Откуда вообще эта страсть к конформизму, если у всех на устах другое слово: разнообразие. Пусть человек сохраняет свои множественные составляющие — и у нас не будет государств-тиранов. Если они стремятся к конформизму, то почему в итоге принуждают меня, невидимого, становиться белым, хотя белый — это вообще не цвет, а отсутствие оного. Неужели я обязан стремиться к бесцветности? Нет, серьезно, без снобизма: задумайтесь, сколько потеряет этот мир, если такое произойдет? Америка соткана из множества нитей; я бы признал их все и оставил такими, как есть. «Победитель не получает ничего» — так звучит великая истина нашей страны, да, в общем, и любой другой. Жизнь существует, чтобы ее проживать, а не контролировать, и гуманность завоевывается продолжением игры перед лицом неминуемого поражения. Наша судьба — стать единым целым, но при этом множественным… Это не пророчество, а описание. Потому-то самый скверный парадокс в мире — это зрелище белых, которые избегают черноты, а сами день ото дня становятся все чернее, тогда как чернокожие мечтают о белизне, но становятся уныло-серыми. Похоже, никто из нас толком не знает, кто он есть и куда идет.
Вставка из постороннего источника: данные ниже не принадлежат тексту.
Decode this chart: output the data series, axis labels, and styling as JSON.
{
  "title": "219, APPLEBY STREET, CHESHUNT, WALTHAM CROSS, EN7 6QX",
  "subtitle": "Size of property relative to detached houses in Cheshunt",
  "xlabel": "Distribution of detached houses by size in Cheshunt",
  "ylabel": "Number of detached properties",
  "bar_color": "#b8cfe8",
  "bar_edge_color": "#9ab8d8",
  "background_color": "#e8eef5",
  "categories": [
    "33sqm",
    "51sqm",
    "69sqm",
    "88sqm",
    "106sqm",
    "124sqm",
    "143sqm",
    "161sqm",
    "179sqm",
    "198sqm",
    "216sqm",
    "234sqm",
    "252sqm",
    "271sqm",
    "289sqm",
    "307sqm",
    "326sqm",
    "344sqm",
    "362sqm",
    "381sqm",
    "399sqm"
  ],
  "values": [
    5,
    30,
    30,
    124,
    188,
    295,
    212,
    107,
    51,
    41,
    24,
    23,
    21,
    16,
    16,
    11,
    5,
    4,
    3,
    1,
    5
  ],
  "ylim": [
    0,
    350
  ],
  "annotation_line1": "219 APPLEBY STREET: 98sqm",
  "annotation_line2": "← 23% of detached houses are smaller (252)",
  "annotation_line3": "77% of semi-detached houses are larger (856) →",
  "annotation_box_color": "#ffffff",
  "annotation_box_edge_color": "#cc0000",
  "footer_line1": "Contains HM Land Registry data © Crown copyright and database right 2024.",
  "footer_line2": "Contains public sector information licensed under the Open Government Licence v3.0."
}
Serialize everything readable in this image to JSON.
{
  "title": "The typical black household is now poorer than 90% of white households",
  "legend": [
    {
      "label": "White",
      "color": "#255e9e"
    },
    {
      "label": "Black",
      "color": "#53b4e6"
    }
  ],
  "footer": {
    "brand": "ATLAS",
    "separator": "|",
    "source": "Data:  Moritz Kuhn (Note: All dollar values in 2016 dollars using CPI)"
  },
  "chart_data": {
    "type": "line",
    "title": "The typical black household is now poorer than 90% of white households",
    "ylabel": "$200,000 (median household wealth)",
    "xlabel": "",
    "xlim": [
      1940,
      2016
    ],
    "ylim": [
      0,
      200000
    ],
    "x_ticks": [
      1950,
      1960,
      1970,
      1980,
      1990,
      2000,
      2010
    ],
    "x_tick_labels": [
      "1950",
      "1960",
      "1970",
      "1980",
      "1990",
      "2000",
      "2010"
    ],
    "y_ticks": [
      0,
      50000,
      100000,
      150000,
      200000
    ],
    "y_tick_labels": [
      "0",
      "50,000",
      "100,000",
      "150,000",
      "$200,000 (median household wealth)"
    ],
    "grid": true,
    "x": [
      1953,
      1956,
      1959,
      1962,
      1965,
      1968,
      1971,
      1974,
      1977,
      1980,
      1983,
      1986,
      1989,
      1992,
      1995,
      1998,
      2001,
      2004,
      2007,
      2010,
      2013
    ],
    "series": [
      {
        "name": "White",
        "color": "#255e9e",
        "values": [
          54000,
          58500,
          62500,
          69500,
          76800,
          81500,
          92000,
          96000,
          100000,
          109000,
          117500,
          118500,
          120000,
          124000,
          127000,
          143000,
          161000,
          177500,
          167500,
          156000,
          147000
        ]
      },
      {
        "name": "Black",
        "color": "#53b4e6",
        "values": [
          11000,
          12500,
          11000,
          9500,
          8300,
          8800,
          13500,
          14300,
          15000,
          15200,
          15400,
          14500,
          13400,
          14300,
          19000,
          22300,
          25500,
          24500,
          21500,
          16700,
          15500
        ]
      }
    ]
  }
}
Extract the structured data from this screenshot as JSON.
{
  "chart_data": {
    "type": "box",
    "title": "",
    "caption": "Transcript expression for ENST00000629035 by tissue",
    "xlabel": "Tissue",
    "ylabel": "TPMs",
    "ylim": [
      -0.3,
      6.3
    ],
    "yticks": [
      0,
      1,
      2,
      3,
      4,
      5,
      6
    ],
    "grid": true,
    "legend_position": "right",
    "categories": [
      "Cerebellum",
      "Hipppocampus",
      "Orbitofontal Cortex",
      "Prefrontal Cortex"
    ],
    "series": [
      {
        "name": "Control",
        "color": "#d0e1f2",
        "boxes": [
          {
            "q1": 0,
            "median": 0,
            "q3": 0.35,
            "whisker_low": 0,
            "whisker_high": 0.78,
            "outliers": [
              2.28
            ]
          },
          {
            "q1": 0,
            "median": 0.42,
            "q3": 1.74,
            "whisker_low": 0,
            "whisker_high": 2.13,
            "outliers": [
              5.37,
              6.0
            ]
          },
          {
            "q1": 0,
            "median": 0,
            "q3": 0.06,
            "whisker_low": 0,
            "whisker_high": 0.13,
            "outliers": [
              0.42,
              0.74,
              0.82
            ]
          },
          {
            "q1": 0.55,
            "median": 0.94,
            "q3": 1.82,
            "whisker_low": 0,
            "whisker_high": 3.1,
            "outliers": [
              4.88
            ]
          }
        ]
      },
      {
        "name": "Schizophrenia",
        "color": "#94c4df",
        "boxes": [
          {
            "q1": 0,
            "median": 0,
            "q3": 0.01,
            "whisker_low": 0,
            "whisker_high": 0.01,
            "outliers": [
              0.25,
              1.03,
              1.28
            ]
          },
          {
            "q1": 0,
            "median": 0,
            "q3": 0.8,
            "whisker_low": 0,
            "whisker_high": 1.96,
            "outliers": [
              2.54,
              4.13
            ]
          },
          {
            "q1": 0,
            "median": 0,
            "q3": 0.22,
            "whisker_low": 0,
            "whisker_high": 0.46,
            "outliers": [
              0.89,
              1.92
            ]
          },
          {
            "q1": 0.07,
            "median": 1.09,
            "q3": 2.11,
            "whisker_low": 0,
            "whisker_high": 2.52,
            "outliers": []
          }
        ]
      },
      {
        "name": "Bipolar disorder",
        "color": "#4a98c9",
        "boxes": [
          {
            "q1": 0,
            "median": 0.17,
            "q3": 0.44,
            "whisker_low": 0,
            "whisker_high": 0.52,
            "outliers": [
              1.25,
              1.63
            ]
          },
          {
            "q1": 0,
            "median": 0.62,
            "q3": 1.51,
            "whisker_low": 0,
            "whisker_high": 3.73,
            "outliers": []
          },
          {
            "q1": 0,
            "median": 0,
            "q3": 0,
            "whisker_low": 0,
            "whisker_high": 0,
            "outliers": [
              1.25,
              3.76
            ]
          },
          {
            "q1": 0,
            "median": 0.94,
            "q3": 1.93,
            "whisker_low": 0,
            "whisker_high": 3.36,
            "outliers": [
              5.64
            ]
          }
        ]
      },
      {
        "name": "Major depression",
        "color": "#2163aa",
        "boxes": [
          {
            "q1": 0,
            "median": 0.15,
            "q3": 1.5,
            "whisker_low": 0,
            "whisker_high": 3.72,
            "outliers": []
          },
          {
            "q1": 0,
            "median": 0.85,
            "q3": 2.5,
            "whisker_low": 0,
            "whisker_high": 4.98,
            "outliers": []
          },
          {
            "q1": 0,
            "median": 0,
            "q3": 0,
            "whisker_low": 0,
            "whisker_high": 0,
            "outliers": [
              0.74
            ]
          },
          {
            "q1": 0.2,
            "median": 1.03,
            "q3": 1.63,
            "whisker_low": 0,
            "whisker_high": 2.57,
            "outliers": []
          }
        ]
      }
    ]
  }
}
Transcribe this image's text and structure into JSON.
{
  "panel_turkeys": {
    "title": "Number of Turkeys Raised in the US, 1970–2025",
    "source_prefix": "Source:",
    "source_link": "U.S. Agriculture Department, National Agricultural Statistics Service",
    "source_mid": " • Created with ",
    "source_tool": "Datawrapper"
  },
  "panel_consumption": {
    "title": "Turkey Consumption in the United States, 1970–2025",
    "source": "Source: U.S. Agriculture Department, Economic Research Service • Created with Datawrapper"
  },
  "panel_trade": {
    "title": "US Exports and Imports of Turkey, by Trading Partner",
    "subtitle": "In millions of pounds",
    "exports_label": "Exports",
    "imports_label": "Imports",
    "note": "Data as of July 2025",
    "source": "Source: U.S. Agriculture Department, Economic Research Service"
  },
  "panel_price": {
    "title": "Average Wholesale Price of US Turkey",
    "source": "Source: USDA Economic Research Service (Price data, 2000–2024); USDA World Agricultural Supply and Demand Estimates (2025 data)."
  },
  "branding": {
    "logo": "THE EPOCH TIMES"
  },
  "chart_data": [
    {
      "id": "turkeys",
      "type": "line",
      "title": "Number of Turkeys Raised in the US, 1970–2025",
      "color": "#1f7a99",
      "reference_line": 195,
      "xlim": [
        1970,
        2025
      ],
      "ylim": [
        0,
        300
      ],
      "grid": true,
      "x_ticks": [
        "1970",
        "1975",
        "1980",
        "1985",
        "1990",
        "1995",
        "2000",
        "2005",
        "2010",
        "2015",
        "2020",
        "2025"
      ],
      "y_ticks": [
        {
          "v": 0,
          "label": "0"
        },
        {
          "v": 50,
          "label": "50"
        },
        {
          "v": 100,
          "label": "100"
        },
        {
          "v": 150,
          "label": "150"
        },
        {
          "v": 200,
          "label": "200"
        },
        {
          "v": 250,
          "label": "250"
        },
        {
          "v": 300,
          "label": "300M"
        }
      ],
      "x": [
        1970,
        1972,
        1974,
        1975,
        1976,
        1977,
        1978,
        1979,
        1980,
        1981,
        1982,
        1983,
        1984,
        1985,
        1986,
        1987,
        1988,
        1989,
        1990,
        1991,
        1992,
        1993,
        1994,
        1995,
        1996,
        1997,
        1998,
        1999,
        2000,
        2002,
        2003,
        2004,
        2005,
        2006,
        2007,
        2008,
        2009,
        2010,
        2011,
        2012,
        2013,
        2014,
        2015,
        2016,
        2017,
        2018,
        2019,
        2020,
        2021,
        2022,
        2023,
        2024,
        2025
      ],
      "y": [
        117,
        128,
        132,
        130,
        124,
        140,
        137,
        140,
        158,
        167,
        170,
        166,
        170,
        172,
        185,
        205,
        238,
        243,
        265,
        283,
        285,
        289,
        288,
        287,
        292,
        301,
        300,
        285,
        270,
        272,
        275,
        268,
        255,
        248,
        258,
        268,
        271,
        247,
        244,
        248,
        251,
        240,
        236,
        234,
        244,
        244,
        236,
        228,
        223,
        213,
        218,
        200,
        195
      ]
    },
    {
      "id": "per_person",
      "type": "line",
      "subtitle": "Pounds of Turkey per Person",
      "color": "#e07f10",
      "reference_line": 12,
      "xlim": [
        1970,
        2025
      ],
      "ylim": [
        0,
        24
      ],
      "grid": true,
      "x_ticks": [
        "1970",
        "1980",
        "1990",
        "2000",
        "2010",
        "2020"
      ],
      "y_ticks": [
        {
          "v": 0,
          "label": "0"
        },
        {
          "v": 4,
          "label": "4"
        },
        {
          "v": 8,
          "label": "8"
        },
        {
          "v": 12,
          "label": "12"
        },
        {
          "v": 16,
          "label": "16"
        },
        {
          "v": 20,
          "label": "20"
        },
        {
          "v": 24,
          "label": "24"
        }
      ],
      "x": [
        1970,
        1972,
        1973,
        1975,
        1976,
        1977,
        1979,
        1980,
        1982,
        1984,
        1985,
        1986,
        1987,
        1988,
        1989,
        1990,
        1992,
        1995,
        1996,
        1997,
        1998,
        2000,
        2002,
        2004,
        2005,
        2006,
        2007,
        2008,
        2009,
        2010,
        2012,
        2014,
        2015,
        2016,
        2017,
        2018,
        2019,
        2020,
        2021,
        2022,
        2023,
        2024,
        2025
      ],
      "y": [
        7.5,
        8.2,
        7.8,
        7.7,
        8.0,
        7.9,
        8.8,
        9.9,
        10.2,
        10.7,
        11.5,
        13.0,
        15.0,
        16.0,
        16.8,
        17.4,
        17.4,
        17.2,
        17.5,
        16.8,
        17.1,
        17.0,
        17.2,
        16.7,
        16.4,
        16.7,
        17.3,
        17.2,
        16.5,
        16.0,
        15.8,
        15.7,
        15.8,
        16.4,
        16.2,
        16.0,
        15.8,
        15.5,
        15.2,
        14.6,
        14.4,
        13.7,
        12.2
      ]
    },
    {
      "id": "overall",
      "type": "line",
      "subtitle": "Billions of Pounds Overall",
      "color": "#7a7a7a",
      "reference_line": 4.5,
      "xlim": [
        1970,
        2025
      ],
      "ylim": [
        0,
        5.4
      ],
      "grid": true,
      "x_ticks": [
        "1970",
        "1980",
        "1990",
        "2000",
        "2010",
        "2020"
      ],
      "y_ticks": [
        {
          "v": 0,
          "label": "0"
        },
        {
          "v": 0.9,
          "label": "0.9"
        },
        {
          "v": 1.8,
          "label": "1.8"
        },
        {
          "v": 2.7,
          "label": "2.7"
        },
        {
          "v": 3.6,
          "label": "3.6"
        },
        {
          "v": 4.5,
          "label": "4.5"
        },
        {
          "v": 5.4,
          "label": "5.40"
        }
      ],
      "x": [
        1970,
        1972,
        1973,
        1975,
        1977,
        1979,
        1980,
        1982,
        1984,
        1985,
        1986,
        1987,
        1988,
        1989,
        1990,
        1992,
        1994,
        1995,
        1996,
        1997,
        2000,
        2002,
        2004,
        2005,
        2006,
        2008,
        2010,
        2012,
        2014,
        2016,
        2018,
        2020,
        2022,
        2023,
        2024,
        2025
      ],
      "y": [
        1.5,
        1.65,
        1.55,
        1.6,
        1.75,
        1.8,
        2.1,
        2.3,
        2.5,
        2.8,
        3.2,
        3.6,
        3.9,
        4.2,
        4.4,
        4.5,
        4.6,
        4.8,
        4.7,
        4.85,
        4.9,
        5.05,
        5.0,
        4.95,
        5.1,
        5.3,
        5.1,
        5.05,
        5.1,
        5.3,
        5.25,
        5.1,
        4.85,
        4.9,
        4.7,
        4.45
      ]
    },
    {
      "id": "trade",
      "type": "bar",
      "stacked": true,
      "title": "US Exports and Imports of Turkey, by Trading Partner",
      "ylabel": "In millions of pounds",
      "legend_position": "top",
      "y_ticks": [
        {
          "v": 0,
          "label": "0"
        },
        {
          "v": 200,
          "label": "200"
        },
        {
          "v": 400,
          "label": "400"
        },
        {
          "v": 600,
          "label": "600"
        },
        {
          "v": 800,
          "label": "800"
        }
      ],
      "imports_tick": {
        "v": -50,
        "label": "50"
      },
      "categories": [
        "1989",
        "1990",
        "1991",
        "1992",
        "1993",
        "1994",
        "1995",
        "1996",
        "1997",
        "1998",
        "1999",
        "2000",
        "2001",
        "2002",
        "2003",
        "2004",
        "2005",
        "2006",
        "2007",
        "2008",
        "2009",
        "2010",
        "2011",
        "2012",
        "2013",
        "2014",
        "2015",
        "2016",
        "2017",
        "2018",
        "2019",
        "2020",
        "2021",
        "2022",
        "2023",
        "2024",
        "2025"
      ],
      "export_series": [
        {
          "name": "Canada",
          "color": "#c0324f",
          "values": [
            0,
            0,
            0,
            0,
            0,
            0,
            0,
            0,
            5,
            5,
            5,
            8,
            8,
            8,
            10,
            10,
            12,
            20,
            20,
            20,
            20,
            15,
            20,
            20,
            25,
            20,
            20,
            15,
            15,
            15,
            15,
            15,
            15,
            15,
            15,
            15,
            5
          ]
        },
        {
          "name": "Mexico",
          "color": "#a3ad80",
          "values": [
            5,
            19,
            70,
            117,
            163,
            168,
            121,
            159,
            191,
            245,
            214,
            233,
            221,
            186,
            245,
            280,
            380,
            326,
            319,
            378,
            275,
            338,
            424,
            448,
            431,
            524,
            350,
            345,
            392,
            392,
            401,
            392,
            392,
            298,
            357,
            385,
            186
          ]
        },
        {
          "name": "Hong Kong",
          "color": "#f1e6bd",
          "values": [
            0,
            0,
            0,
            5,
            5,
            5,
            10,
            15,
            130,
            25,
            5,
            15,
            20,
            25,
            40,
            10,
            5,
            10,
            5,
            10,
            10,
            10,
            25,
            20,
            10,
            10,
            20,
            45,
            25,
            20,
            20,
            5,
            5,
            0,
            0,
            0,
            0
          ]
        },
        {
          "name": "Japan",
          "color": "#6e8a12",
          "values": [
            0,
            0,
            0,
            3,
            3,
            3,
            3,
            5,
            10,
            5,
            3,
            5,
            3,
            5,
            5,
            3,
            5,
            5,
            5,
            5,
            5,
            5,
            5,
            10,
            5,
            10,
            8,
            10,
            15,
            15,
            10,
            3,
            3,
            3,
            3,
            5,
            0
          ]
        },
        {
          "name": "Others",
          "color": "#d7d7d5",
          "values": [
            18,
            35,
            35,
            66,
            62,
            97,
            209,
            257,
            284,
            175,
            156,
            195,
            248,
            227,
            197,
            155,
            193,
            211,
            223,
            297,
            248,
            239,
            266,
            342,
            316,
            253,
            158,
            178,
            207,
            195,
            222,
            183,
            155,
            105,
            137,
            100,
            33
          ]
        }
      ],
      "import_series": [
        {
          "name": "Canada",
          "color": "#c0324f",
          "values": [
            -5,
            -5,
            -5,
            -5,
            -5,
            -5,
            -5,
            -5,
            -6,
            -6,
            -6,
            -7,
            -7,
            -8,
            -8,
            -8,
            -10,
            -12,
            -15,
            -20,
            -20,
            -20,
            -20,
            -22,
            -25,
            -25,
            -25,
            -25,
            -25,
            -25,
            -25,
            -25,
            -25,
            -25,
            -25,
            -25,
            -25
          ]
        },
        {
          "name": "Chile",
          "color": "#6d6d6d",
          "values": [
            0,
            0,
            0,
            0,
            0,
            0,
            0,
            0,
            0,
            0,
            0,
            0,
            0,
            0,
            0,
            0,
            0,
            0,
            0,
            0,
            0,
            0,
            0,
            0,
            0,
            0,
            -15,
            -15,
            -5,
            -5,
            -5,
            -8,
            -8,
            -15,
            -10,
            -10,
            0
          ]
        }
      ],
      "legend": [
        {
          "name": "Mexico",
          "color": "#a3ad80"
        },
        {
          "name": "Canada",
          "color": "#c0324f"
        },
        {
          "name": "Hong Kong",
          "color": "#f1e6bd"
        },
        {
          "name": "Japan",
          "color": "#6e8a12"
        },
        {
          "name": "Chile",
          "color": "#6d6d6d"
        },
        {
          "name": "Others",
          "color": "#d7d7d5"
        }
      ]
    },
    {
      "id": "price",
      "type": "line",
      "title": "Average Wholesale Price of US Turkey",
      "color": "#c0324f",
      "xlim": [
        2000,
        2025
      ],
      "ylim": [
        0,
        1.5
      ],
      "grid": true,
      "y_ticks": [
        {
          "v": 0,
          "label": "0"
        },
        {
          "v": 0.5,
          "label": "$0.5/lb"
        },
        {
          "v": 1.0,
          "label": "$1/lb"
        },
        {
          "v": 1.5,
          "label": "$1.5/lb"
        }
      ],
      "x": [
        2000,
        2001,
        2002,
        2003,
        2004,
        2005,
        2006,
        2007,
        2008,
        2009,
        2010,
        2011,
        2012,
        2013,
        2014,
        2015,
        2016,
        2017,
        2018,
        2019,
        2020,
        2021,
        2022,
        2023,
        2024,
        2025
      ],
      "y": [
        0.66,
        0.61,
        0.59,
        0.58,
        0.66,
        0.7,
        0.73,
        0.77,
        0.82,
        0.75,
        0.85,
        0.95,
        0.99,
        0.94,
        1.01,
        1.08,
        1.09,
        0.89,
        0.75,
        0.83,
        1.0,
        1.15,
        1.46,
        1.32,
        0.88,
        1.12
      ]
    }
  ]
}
Что напоминает мне о недавнем происшествии в метро. Вначале мне попался на глаза старый человек, который на минуту заплутал. Я сообразил, что старик малость не в себе, когда окинул взглядом платформу и увидел, как он дрейфует от одного пассажира к другому и, ни слова не сказав, отходит в сторону. Растерялся, подумал я; теперь будет ходить по платформе, пока не завидит меня, а потом спросит дорогу. Неловко, видимо, признаваться чужому человеку, а тем паче белому, что ты — потеряшка. Быть может, непонимание того, где ты находишься, подразумевает, что ты уже не понимаешь, кто ты есть. Да, очевидно, так, подумал я: потеря направления равносильна потере лица. И вот он идет ко мне, чтобы спросить, где находится выход из потерянности, из невидимости. И правильно делает: я научился жить без направления. Пусть спрашивает.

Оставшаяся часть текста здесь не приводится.